Il 99 Posti è immerso totalmente in quella che è la realtà teatrale irpina, sotto tutte le diverse sfaccettature. Un pensiero riguardante la questione del Gesualdo?
“Anche con il Teatro Gesualdo abbiamo avuto delle collaborazioni negli anni. Quella attuale è una situazione difficile da gestire, il teatro ha tanta bellezza così come tante complicazioni. Personalmente, per la gestione del posto, opterei per un direttore artistico che si prenda la responsabilità di far vivere il teatro coinvolgendo le associazioni locali, che lavorano tanto anche se “dal basso “, per così dire. Sicuramente affidare il teatro a qualcuno che ha già esperienza in questo campo è meno rischioso ma, nonostante ciò, potrebbero ugualmente riaffiorare situazioni negative.”

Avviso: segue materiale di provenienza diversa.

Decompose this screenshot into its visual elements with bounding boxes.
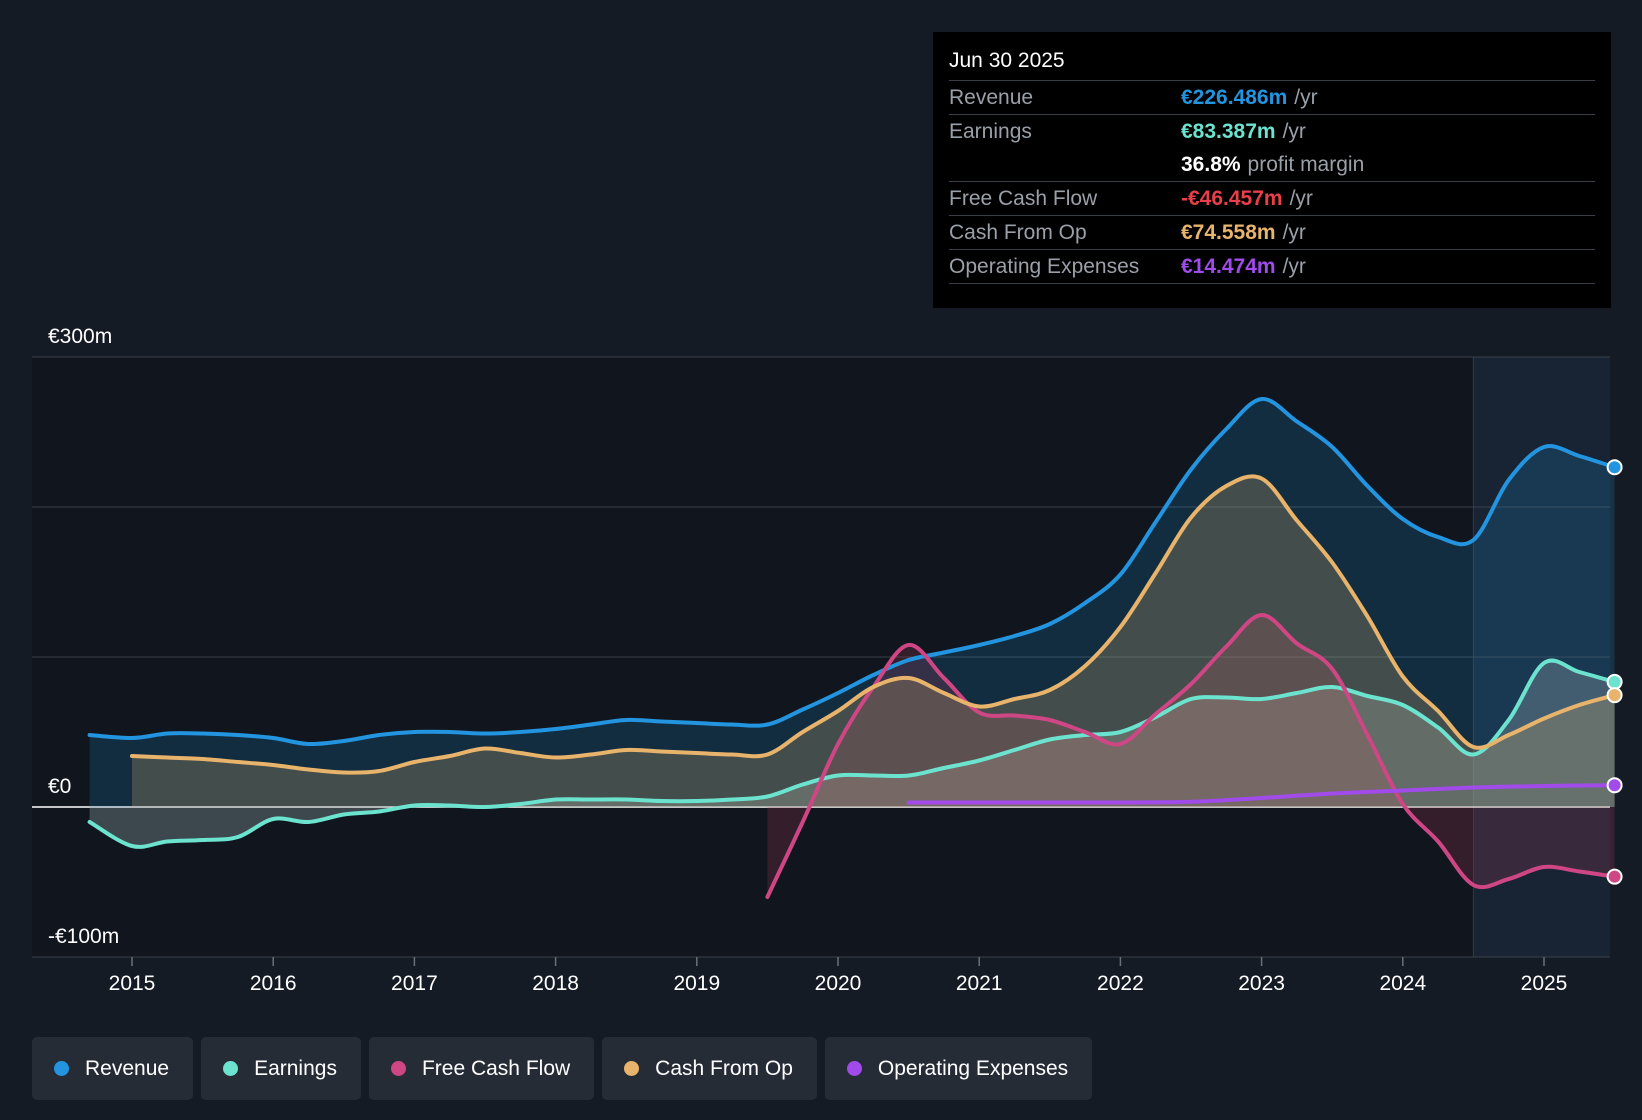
x-tick-label: 2025 [1521, 972, 1568, 995]
tooltip-unit: profit margin [1247, 153, 1365, 176]
legend-label: Operating Expenses [877, 1056, 1069, 1080]
tooltip-row-earnings: Earnings €83.387m /yr [949, 115, 1595, 148]
tooltip-label: Cash From Op [949, 221, 1087, 244]
tooltip-panel: Jun 30 2025 Revenue €226.486m /yr Earnin… [933, 32, 1611, 308]
x-tick-label: 2023 [1238, 972, 1285, 995]
tooltip-row-operating-expenses: Operating Expenses €14.474m /yr [949, 250, 1595, 284]
tooltip-row-profit-margin: 36.8% profit margin [949, 148, 1595, 182]
legend-item-operating-expenses[interactable]: Operating Expenses [824, 1037, 1093, 1100]
tooltip-label: Free Cash Flow [949, 187, 1098, 210]
end-marker-free-cash-flow [1606, 868, 1623, 885]
y-tick-label: -€100m [48, 925, 119, 948]
legend-label: Free Cash Flow [421, 1056, 571, 1080]
x-tick-label: 2019 [673, 972, 720, 995]
tooltip-value: €74.558m [1181, 221, 1276, 244]
legend-item-cash-from-op[interactable]: Cash From Op [602, 1037, 817, 1100]
x-tick-label: 2020 [815, 972, 862, 995]
tooltip-unit: /yr [1289, 187, 1313, 210]
legend-dot-icon [54, 1061, 69, 1076]
legend-item-free-cash-flow[interactable]: Free Cash Flow [368, 1037, 595, 1100]
tooltip-value: €226.486m [1181, 86, 1288, 109]
legend-dot-icon [846, 1061, 862, 1076]
tooltip-date: Jun 30 2025 [949, 46, 1595, 81]
x-tick-label: 2015 [109, 972, 156, 995]
x-tick-label: 2024 [1379, 972, 1426, 995]
area-free-cash-flow [767, 614, 1615, 897]
end-marker-earnings [1606, 673, 1623, 690]
legend-dot-icon [390, 1061, 406, 1076]
legend: Revenue Earnings Free Cash Flow Cash Fro… [32, 1037, 1093, 1100]
legend-label: Revenue [85, 1056, 170, 1080]
end-marker-revenue [1606, 459, 1623, 476]
tooltip-row-cash-from-op: Cash From Op €74.558m /yr [949, 216, 1595, 250]
area-cash-from-op [132, 476, 1615, 807]
tooltip-value: €83.387m [1181, 120, 1276, 143]
tooltip-unit: /yr [1282, 120, 1306, 143]
line-free-cash-flow [765, 613, 1617, 899]
tooltip-unit: /yr [1294, 86, 1318, 109]
x-tick-label: 2017 [391, 972, 438, 995]
y-tick-label: €300m [48, 325, 112, 348]
legend-item-earnings[interactable]: Earnings [201, 1037, 361, 1100]
tooltip-label: Earnings [949, 120, 1032, 143]
end-marker-cash-from-op [1606, 687, 1623, 704]
x-tick-label: 2018 [532, 972, 579, 995]
x-tick-label: 2016 [250, 972, 297, 995]
tooltip-row-revenue: Revenue €226.486m /yr [949, 81, 1595, 115]
tooltip-value: -€46.457m [1181, 187, 1283, 210]
legend-label: Earnings [254, 1056, 337, 1080]
area-revenue [89, 398, 1615, 807]
tooltip-value: €14.474m [1181, 255, 1276, 278]
x-tick-label: 2022 [1097, 972, 1144, 995]
y-tick-label: €0 [48, 775, 71, 798]
tooltip-label [949, 148, 1181, 181]
tooltip-label: Revenue [949, 86, 1034, 109]
legend-item-revenue[interactable]: Revenue [32, 1037, 194, 1100]
end-marker-operating-expenses [1606, 777, 1623, 794]
line-earnings [87, 658, 1617, 849]
tooltip-label: Operating Expenses [949, 255, 1140, 278]
legend-dot-icon [624, 1061, 640, 1076]
x-tick-label: 2021 [956, 972, 1003, 995]
legend-label: Cash From Op [655, 1056, 793, 1080]
legend-dot-icon [223, 1061, 239, 1076]
tooltip-row-free-cash-flow: Free Cash Flow -€46.457m /yr [949, 182, 1595, 216]
line-cash-from-op [130, 474, 1617, 775]
line-revenue [87, 397, 1617, 747]
line-operating-expenses [906, 783, 1617, 805]
tooltip-value: 36.8% [1181, 153, 1241, 176]
tooltip-unit: /yr [1282, 255, 1306, 278]
tooltip-unit: /yr [1282, 221, 1306, 244]
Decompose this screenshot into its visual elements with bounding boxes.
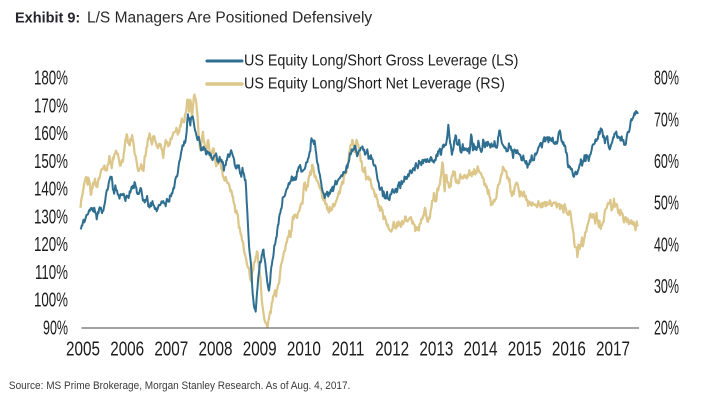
- svg-text:2006: 2006: [110, 338, 144, 360]
- svg-text:2015: 2015: [508, 338, 542, 360]
- svg-text:L/S Managers Are Positioned De: L/S Managers Are Positioned Defensively: [87, 10, 372, 27]
- svg-text:20%: 20%: [654, 317, 679, 340]
- svg-text:180%: 180%: [34, 67, 68, 89]
- svg-text:2013: 2013: [419, 338, 453, 360]
- svg-text:130%: 130%: [34, 206, 68, 228]
- svg-text:40%: 40%: [654, 233, 679, 256]
- svg-text:Source: MS Prime Brokerage, Mo: Source: MS Prime Brokerage, Morgan Stanl…: [9, 379, 350, 392]
- svg-text:US Equity Long/Short Gross Lev: US Equity Long/Short Gross Leverage (LS): [244, 52, 518, 70]
- svg-text:120%: 120%: [34, 234, 68, 256]
- svg-text:140%: 140%: [34, 178, 68, 200]
- svg-text:US Equity Long/Short Net Lever: US Equity Long/Short Net Leverage (RS): [244, 75, 505, 93]
- svg-text:2007: 2007: [154, 338, 188, 360]
- svg-text:110%: 110%: [35, 261, 68, 283]
- svg-text:150%: 150%: [34, 150, 68, 172]
- svg-text:50%: 50%: [654, 192, 679, 215]
- svg-text:2011: 2011: [332, 338, 365, 360]
- svg-text:70%: 70%: [654, 108, 679, 131]
- svg-text:100%: 100%: [34, 289, 68, 311]
- svg-text:2010: 2010: [287, 338, 321, 360]
- svg-text:60%: 60%: [654, 150, 679, 173]
- svg-text:170%: 170%: [34, 95, 68, 117]
- svg-text:2008: 2008: [199, 338, 233, 360]
- svg-text:80%: 80%: [654, 67, 679, 90]
- svg-text:2017: 2017: [596, 338, 630, 360]
- svg-text:2012: 2012: [375, 338, 409, 360]
- svg-text:2005: 2005: [66, 338, 100, 360]
- svg-text:30%: 30%: [654, 275, 679, 298]
- svg-text:90%: 90%: [43, 317, 68, 340]
- svg-text:Exhibit 9:: Exhibit 9:: [15, 11, 80, 27]
- svg-text:2014: 2014: [464, 338, 498, 360]
- svg-text:2016: 2016: [552, 338, 586, 360]
- svg-text:160%: 160%: [34, 122, 68, 144]
- svg-text:2009: 2009: [243, 338, 277, 360]
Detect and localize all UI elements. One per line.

Perché nonostante ci sia impegno da parte delle associazioni locali, si ha l’impressione che queste non abbiano una voce?
“Sicuramente l’informazione è la chiave, si deve arrivare ai giovani con il giusto canale di comunicazione. Non credo di poter parlare di una realtà giovanile totalmente assente, almeno per quanto riguarda il Teatro di Gluck. A mio parere, nel momento in cui si avanzano delle proposte valide ed interessanti, i giovani rispondono ed anzi divengono la linfa vitale delle associazioni.”
Qual è l’appello finale per giovani avellinesi?
“Continuate ad innamorarvi della cultura e dell’arte perché è solo in questo modo che queste realtà possono vincere le loro battaglie ed andare avanti. Il Teatro 99 Posti sarebbe stato abbandonato al suo destino, senza la passione e il sostegno di coloro che ancora ci credono.”